Nella parte in cui censura l’erroneità del giudizio di comparazione il motivo è inammissibile, in quanto investe un tipico apprezzamento di fatto riservato al giudice di merito.

2. Col secondo motivo il ricorrente lamenta la violazione del D.Lgs. n. 251 del 2007, art. 3.

Nonostante tale intitolazione del motivo, nella illustrazione di questo si prospetta una censura diversa.

Si sostiene che il Tribunale avrebbe violato la legge omettendo di esercitare i propri poteri istruttori officiosi per accertare la effettiva situazione sociopolitica ed economica della (OMISSIS).

A sostegno della propria deduzione il ricorrente trascrive, alle pagine 12-14 del proprio ricorso, ampi brani di un rapporto ECOI sulla (OMISSIS). Il motivo prosegue con la trascrizione di alcuni brani di una sentenza della Corte di giustizia, di una sentenza della Corte di cassazione, di varie decisioni di merito.

2.1. Il motivo è infondato.

Il Tribunale, decidendo nel 2019, ha escluso la sussistenza in (OMISSIS) di una situazione di violenza indiscriminata derivante da conflitto armato citando una molteplicità di fonti, tra cui il rapporto EASO del 2019. Il Tribunale ha dunque assolto l’onere di avvalersi di fonti di informazione attendibili ed aggiornate. Lo stabilire poi se quelle fonti fossero le più attendibili ed aggiornate, ovvero ve ne fossero di altre, è questione di fatto non sindacabile in questa sede.

3. Col terzo motivo il ricorrente lamenta che il Tribunale avrebbe violato il principio di non refoulement di cui all’art. 3 CEDU e all’art. 33 della Convenzione di Ginevra.

3.1. Il motivo è inammissibile, in quanto totalmente eterogeneo rispetto al contenuto effettivo del decreto impugnato.

Infatti, avendo il Tribunale escluso la sussistenza in (OMISSIS) di una situazione di violenza indiscriminata, resta per ciò solo esclusa qualsiasi violazione del principio di non respingimento.

4. Non occorre provvedere sulle spese del presente giudizio, non essendovi stata difesa delle parti intimate.
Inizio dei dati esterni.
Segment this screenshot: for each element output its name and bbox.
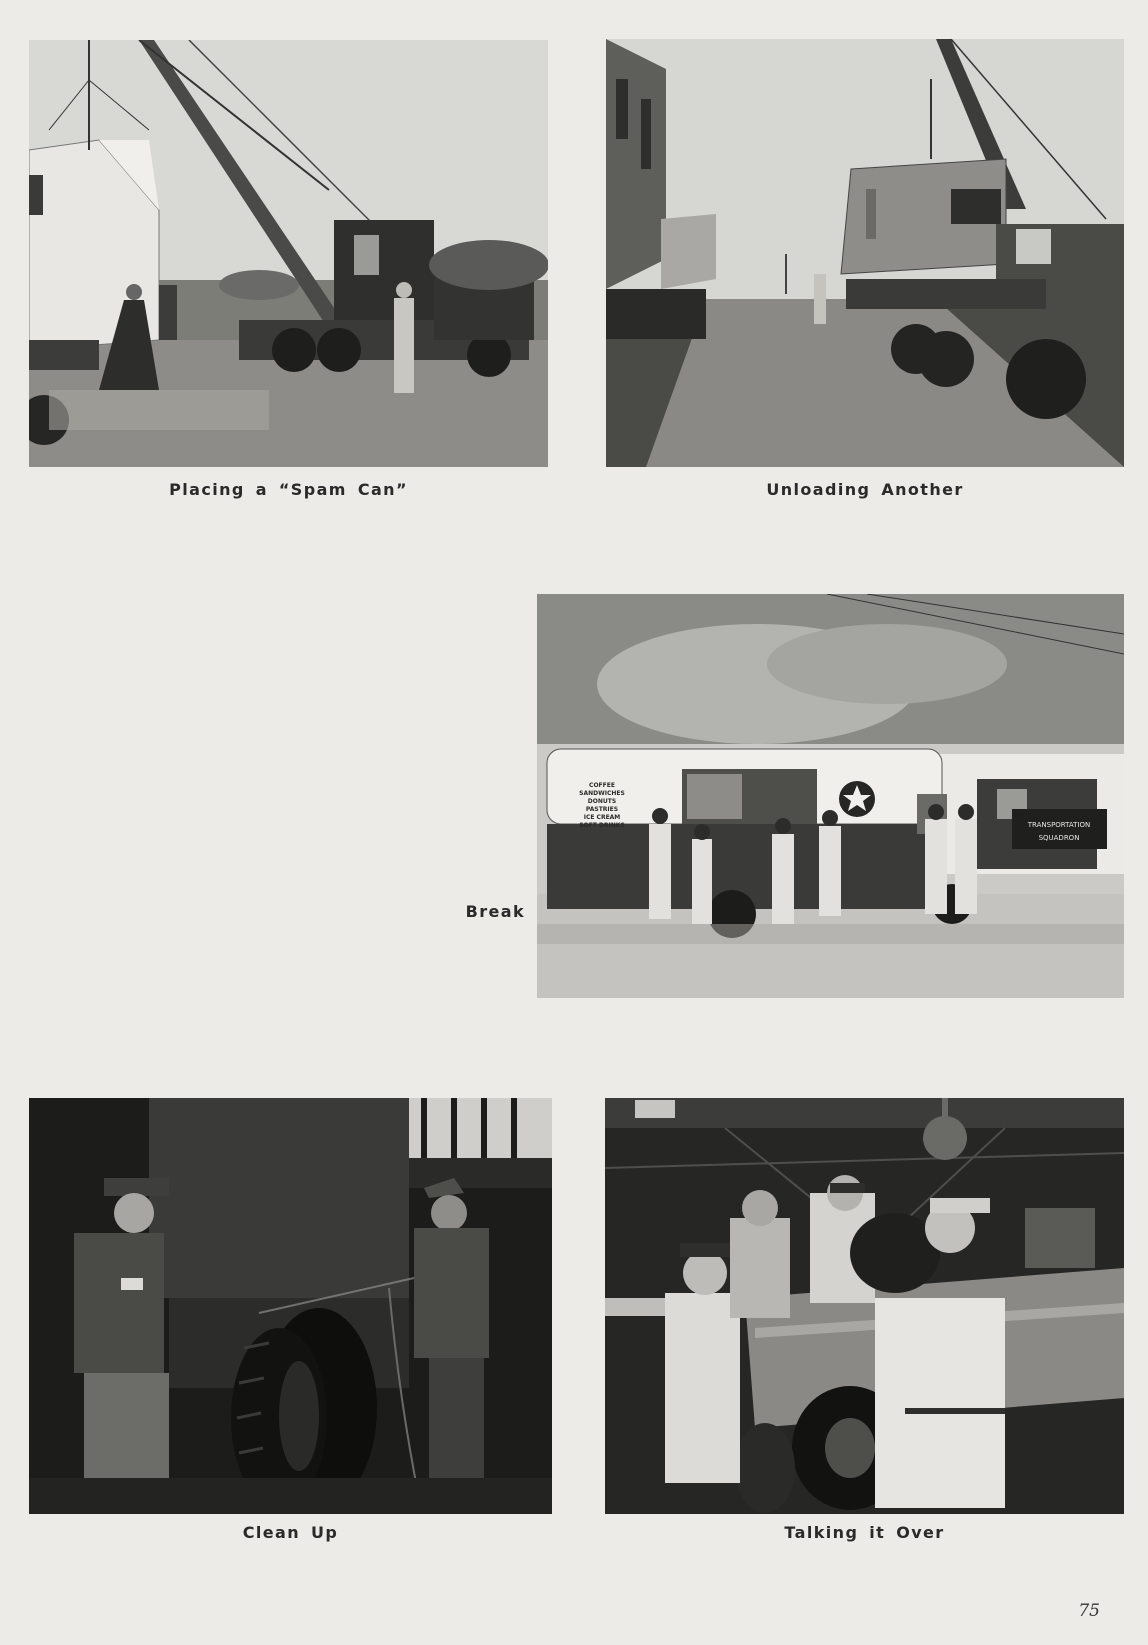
photo-placing-spam-can	[29, 40, 548, 467]
truck-sign-ice-cream: ICE CREAM	[583, 814, 621, 821]
building-sign-line-1: TRANSPORTATION	[1027, 821, 1091, 829]
caption-clean-up: Clean Up	[242, 1523, 339, 1542]
caption-break: Break	[465, 902, 525, 921]
crane-scene-image	[29, 40, 548, 467]
unloading-scene-image	[606, 39, 1124, 467]
photo-talking-it-over	[605, 1098, 1124, 1514]
page-number: 75	[1078, 1601, 1100, 1621]
snack-truck-scene-image	[537, 594, 1124, 998]
building-sign-line-2: SQUADRON	[1038, 834, 1080, 842]
clean-up-scene-image	[29, 1098, 552, 1514]
talking-it-over-scene-image	[605, 1098, 1124, 1514]
truck-sign-coffee: COFFEE	[589, 782, 615, 789]
truck-sign-sandwiches: SANDWICHES	[579, 790, 625, 797]
photo-unloading-another	[606, 39, 1124, 467]
photo-clean-up	[29, 1098, 552, 1514]
truck-sign-donuts: DONUTS	[587, 798, 617, 805]
photo-break	[537, 594, 1124, 998]
truck-sign-soft-drinks: SOFT DRINKS	[579, 822, 625, 829]
caption-unloading-another: Unloading Another	[766, 480, 964, 499]
caption-placing-spam-can: Placing a “Spam Can”	[169, 480, 408, 499]
truck-sign-pastries: PASTRIES	[585, 806, 619, 813]
truck-menu-sign	[579, 782, 625, 829]
caption-talking-it-over: Talking it Over	[784, 1523, 945, 1542]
La circostanza che il ricorrente sia stato ammesso al patrocinio a spese dello Stato esclude l’obbligo del pagamento, da parte sua, dell’ulteriore importo a titolo di contributo unificato pari a quello dovuto per l’impugnazione, ai sensi del D.P.R. n. 115 del 2002, art. 13, comma 1 quater (nel testo introdotto dalla L. n. 228 del 2012, art. 1, comma 17), in virtù della prenotazione a debito prevista dal combinato disposto di cui agli artt. 11 e 131 decreto sopra ricordato (Sez. 6 – 3, Ordinanza n. 9538 del 12/04/2017, Rv. 643826 – 01), salvo che la suddetta ammissione non sia stata ancora, o venisse in seguito, revocata dal giudice a ciò competente.

PQM

la Corte di cassazione:

(-) rigetta il ricorso.

Così deciso in Roma, nella camera di consiglio della Sezione Terza civile della Corte di cassazione, il 9 dicembre 2020.